Good question. I never needed to find that out honestly, but even if awkward, I assume this should technically be possible. E.g. with an API key or Git user that has the rights and comes into use within that pipeline. Effectively it will be that everyone with write access to the project repository is able to obtain these credentials. Just saying.

Which brings me to some perhaps crazy idea, I never did it: Is it possible to make it a deployment step in the custom pipeline that is being scheduled? Benefit of it would be a more fine-grained control of the variables in use and those would be actually limited to that custom pipeline if you still have a deployment environment to use (there were three last time I looked). Anyways, it's just a very little thought about idea.

I'm currently running only cheap on Atlassian Bitbucket so have to look into it and if it's possible to suggest more than half-baked ideas.

It's perhaps good enough for a start in your case to poc it, e.g.

• Merge via the REST API (instead of local git utility) after successful local checks
• Dedicated git user account in the custom pipeline

Leaves security/policy out of the context, this is purely technically. Might be still already fitting for your scenario, e.g. if the Bitbucket branch permissions should first of all and only prevent git pushes in error.

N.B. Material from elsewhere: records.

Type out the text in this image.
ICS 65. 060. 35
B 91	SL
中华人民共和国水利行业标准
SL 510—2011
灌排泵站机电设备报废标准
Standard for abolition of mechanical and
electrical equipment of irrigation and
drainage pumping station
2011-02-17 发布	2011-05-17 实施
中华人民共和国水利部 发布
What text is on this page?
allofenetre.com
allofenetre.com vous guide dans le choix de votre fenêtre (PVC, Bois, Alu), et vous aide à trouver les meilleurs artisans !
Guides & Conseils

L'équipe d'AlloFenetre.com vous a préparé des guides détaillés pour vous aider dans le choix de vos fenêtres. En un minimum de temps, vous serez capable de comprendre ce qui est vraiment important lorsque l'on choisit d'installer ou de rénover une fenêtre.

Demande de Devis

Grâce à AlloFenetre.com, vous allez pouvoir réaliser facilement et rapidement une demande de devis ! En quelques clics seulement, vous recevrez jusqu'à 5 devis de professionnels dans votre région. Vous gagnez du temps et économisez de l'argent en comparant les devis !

I started to look into creating a Pipeline user and give it the permission, but then I found this:

https://support.atlassian.com/bitbucket-cloud/docs/push-back-to-your-repository/

And it seems the OAuth should be the way to go, but can't get it to work, I always get this error:

fatal: unable to access 'https://x-token-auth:@bitbucket.org/vgcweb/git.visiongroupcanada/': gnutls_handshake() failed: Handshake failed

I'll do a few more test, and I'll try to message Atlassian support, to see what they suggest.

@Richard Tremblay Please see here: https://community.atlassian.com/t5/Bitbucket-questions/fatal-unable-to-access-https-bitbucket-org-gnutls-handshake/qaq-p/1468075 - there is more if you search for gnutls_handshake() failed.

Are you using the default image (from Atlassian)? If so I remember someone solved this by switching to the second version of it.

You were right, switching to the second version has fixed the handshake issue, but now Im running in another issue:

+ git fetch origin Server-Live:Server-Live

remote: Invalid username or password

fatal: Authentication failed for 'https://x-token-auth:@bitbucket.org/vgcweb/git.visiongroupcanada/'

Looks like the access_token is not being set, I emailed support, I have the feeling that I missing a step, or lacking some understanding of the OAuth concept.